There are 44 counties in the U.S. state of Idaho.

The Idaho Territory was organized in March 1863, and Owyhee County was the first county in the territory to be organized, in December of that year. Oneida County was organized in January 1864, while Missoula County was adopted the same month, before becoming part of the new Montana Territory in May. Shoshone, Nez Perce, Idaho and Boise Counties were recognized in February 1864; Alturas County was organized the same month. In December 1864, Kootenai and Ada Counties were created; Lah-Toh County was also created at this time but was abolished in 1867.

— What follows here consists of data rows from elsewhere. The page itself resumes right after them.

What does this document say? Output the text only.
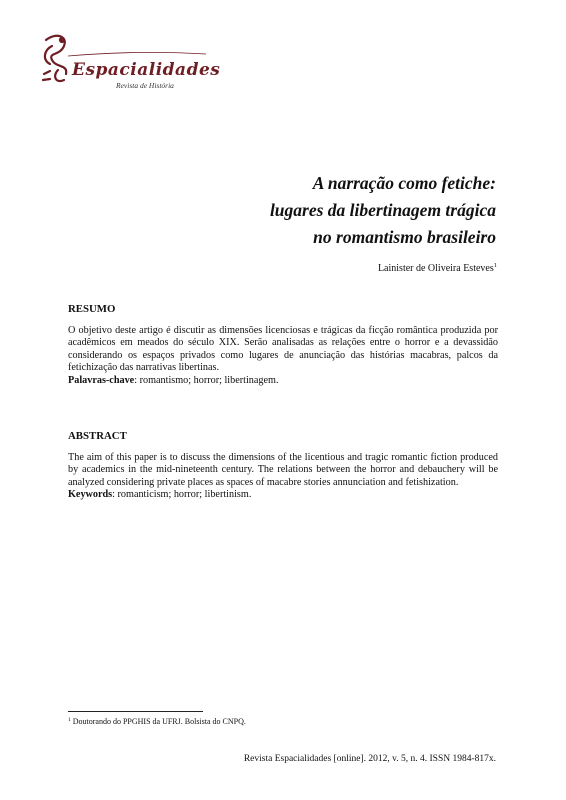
Espacialidades
Revista de História
A narração como fetiche:
lugares da libertinagem trágica
no romantismo brasileiro
Lainister de Oliveira Esteves$^1$
RESUMO

O objetivo deste artigo é discutir as dimensões licenciosas e trágicas da ficção romântica produzida por acadêmicos em meados do século XIX. Serão analisadas as relações entre o horror e a devassidão considerando os espaços privados como lugares de anunciação das histórias macabras, palcos da fetichização das narrativas libertinas.

Palavras-chave: romantismo; horror; libertinagem.

ABSTRACT

The aim of this paper is to discuss the dimensions of the licentious and tragic romantic fiction produced by academics in the mid-nineteenth century. The relations between the horror and debauchery will be analyzed considering private places as spaces of macabre stories annunciation and fetishization.

Keywords: romanticism; horror; libertinism.

$^1$ Doutorando do PPGHIS da UFRJ. Bolsista do CNPQ.
Revista Espacialidades [online]. 2012, v. 5, n. 4. ISSN 1984-817x.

Idaho's present-day boundaries were established in 1868, and Lemhi County was created the following year. By the time Idaho was admitted to the Union as the 43rd state in 1890, a further eight counties had been created, bringing the total to 18. After Canyon, Fremont and Bannock Counties had been created, Alturas and Logan Counties were merged to form Blaine County in March 1895; Lincoln County was formed out of Blaine County later the same month. Bonner and Twin Falls Counties were created in 1907, before a further 21 counties were created between 1911 and 1919, bringing the total to the present-day 44.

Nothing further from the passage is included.